Declining corporation tax receipts a cause for concern

28th September 2015 | News

Official figures from the Office for National Statistics (ONS) revealed £1.36bn was recouped in the form of corporation tax in August – a 14 per cent year decline on the same month last year.

Month-on-month comparisons indicate an even bleaker outlook with £6.9bn collected in July – an 80 per cent fall in receipts from July into August.

The figures show income tax figures remained largely unchanged year-on-year, with £11.89bn recouped in August 2015 compared with £11.9bn in August 2014.

David Brookes, tax partner, BDO, said: “Given that the Government is aiming for a budget surplus by 2019/20, the negligible increase in tax receipts compared to last year will come as some concern.

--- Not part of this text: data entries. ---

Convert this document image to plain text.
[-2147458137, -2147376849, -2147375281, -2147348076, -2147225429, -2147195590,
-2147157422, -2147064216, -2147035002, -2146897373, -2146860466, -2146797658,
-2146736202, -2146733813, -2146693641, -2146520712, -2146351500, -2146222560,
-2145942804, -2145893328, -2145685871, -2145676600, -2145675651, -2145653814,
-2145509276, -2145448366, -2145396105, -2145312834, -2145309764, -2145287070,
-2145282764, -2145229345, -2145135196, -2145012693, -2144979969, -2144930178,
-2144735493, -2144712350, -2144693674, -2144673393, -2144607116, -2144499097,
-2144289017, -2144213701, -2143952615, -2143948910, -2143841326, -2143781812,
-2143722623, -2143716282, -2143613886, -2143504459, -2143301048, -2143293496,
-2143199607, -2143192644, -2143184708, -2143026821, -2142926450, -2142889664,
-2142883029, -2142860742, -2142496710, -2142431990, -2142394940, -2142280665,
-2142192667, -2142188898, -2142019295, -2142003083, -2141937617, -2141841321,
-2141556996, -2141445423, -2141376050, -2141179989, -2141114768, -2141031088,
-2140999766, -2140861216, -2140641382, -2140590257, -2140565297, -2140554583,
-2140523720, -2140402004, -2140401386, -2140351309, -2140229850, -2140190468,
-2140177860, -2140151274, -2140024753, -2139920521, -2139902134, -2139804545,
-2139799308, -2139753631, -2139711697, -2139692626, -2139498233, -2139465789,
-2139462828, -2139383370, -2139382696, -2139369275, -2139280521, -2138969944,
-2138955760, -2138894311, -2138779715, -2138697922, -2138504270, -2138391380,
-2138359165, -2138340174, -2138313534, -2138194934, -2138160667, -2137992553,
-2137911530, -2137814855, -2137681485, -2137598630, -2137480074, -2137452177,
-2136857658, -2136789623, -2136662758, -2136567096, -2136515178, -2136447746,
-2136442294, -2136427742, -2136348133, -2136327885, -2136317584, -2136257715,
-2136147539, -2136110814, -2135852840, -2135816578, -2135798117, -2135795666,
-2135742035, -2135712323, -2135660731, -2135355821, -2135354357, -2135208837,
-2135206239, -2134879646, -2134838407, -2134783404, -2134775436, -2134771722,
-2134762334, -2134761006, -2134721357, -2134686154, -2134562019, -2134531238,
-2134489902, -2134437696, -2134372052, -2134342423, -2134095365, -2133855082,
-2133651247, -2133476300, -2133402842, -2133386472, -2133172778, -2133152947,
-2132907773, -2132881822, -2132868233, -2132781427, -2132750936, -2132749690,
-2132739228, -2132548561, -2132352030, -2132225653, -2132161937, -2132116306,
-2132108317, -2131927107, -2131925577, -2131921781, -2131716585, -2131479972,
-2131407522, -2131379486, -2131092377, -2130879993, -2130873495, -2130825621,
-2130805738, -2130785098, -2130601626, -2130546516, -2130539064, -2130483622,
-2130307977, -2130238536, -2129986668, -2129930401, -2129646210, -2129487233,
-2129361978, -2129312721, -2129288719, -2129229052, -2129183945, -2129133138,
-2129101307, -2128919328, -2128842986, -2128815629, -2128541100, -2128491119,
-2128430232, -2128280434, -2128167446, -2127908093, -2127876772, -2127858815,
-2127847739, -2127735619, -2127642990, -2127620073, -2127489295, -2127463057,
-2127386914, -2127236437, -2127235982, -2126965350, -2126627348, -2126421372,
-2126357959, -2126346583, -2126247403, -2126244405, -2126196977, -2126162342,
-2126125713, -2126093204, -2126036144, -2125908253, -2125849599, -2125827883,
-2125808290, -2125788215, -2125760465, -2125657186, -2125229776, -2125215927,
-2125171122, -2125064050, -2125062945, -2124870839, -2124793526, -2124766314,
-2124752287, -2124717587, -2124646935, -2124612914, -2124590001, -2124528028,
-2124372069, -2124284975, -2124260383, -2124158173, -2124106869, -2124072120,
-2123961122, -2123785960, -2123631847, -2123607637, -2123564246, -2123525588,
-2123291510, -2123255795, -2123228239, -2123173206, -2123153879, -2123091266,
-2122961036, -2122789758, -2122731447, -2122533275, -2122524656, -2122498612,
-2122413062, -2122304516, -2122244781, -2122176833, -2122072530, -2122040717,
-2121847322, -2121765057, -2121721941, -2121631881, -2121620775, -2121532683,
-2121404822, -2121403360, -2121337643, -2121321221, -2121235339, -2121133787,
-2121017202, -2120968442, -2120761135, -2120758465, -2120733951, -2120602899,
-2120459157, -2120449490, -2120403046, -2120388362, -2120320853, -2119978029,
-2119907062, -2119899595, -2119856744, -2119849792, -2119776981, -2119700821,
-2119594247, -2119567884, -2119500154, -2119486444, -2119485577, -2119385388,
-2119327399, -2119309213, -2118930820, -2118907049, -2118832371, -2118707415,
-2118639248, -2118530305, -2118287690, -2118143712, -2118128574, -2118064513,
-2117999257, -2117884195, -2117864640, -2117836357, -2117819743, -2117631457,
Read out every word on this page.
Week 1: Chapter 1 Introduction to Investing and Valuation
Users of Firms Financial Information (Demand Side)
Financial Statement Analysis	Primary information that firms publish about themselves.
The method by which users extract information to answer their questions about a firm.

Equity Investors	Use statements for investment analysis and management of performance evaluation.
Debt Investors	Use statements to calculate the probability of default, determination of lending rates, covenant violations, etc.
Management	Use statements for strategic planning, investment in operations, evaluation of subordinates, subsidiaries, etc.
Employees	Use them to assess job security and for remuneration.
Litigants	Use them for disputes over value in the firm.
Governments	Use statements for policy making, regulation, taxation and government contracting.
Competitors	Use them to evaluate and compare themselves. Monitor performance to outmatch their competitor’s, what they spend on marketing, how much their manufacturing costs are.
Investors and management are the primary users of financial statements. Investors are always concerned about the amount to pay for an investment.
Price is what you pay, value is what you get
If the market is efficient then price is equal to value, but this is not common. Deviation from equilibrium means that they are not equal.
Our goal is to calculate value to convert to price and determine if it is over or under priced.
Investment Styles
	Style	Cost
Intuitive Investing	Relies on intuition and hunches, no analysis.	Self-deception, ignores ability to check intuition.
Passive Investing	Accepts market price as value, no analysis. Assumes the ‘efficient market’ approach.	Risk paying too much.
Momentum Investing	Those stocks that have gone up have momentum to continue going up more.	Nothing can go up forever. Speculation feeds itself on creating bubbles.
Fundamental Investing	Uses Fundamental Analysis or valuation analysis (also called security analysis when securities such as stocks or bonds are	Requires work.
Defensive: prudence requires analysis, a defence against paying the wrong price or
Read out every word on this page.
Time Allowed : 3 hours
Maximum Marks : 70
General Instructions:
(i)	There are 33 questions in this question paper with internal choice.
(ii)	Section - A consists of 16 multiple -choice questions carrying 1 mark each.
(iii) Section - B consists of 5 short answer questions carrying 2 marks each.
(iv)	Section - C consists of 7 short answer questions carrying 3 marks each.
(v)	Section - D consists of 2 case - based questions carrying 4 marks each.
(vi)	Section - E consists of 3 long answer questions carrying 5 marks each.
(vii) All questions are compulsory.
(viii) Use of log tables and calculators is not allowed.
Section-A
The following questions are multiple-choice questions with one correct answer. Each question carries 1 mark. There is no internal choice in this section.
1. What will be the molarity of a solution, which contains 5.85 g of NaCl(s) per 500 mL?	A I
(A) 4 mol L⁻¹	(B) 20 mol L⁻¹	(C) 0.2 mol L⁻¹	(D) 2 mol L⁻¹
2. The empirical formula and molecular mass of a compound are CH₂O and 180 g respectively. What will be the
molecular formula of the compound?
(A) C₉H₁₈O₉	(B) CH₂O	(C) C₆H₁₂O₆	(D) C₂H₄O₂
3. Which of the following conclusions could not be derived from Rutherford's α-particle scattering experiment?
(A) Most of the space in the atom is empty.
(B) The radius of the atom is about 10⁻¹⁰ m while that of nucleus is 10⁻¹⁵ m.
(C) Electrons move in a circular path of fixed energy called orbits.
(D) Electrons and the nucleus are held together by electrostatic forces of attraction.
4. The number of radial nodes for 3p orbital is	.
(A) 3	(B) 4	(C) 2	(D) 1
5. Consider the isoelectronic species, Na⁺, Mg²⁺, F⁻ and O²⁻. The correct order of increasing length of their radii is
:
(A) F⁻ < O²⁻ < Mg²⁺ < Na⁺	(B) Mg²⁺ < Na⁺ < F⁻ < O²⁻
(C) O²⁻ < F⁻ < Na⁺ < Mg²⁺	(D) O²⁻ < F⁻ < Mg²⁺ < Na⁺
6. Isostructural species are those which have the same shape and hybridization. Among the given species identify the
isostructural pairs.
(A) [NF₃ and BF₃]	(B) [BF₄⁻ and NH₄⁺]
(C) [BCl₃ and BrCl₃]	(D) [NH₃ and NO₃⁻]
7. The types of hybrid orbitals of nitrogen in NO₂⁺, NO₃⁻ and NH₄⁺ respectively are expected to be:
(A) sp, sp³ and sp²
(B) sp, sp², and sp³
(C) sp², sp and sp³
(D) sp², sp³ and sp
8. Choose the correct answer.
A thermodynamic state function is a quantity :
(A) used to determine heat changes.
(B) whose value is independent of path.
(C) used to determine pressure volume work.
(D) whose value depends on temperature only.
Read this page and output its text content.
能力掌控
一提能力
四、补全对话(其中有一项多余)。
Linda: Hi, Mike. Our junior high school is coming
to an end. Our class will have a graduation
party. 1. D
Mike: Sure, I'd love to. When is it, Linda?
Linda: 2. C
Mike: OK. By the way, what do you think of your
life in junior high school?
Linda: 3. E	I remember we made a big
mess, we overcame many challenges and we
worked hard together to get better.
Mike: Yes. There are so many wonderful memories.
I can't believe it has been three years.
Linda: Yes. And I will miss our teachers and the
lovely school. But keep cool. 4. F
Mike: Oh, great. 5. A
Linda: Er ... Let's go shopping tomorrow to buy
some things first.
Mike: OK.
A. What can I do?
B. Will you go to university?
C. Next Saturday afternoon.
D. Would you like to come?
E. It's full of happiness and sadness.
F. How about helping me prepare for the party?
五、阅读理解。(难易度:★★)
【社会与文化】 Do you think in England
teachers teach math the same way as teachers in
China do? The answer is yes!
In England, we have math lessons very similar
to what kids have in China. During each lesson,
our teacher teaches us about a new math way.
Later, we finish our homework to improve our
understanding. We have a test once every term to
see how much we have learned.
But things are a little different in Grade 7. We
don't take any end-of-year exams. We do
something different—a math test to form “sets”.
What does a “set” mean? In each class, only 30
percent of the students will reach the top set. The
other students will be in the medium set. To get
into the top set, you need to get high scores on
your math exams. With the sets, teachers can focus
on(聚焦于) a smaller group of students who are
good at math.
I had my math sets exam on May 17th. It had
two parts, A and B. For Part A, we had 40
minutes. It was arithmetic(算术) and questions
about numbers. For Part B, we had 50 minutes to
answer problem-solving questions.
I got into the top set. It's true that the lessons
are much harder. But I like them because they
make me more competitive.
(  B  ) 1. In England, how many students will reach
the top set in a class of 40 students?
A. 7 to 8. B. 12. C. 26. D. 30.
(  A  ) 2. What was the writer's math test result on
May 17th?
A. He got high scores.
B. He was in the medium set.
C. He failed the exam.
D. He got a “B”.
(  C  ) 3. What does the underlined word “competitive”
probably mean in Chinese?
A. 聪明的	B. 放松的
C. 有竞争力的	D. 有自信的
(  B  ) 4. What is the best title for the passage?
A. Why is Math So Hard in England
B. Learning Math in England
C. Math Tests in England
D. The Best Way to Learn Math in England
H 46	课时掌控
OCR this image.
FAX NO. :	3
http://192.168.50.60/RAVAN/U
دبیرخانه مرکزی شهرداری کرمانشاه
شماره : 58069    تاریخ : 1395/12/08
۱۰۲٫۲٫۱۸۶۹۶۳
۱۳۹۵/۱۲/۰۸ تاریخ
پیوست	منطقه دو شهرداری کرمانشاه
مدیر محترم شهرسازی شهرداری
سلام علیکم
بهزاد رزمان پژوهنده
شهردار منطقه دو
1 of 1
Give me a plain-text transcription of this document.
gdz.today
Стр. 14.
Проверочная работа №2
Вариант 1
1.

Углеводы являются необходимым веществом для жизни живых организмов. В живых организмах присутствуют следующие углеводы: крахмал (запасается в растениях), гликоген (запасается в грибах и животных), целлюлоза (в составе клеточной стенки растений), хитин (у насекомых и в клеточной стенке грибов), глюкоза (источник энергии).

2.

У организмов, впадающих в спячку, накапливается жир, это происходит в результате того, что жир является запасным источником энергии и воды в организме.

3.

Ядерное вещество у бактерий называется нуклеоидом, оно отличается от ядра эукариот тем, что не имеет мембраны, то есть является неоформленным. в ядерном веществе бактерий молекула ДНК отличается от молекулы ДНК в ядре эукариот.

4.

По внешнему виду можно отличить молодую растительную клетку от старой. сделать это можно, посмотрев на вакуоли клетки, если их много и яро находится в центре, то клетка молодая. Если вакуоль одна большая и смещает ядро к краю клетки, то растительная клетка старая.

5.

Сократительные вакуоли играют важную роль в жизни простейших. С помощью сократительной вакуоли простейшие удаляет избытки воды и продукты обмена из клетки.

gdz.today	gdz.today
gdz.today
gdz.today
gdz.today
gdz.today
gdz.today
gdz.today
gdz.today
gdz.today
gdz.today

“In particular the sharp fall in corporation tax receipts will need to be addressed and we would strongly recommend the backing of mid-sized businesses, particularly in their aspirations to expand internationally, to accelerate these.

“The notable year-on-year fall in stamp taxes should be seen in the context of an exceptional month for house sales last month resulting from a release of pent-up demand and we would expect things to normalise in this area over the following weeks.”

In addition the ONS revealed that HM Revenue and Customs’ (HMRC) total tax receipts over the year to August only grew by 0.28 per cent; heaping pressure on Chancellor, George Osborne after it was also announced the Government borrowed £12.1bn in August 2015 - £1.4bn more than in August 2014 and much higher than the £9.2bn the markets anticipated.

Ross Campbell, director for public sector policy, Institute of Chartered Accounts for England and Wales (ICAEW), said: “Sorting out our public finances depends on robust tax receipts, so it is disappointing to see corporation and income tax revenues decrease.

“The weakening global economy could also have a significant impact on tax receipts in the coming months, which would only make the situation worse.

“The UK’s debt is nearly £70bn higher than this time last year, and if tax receipts don’t improve then we will not make a dent in the debt.”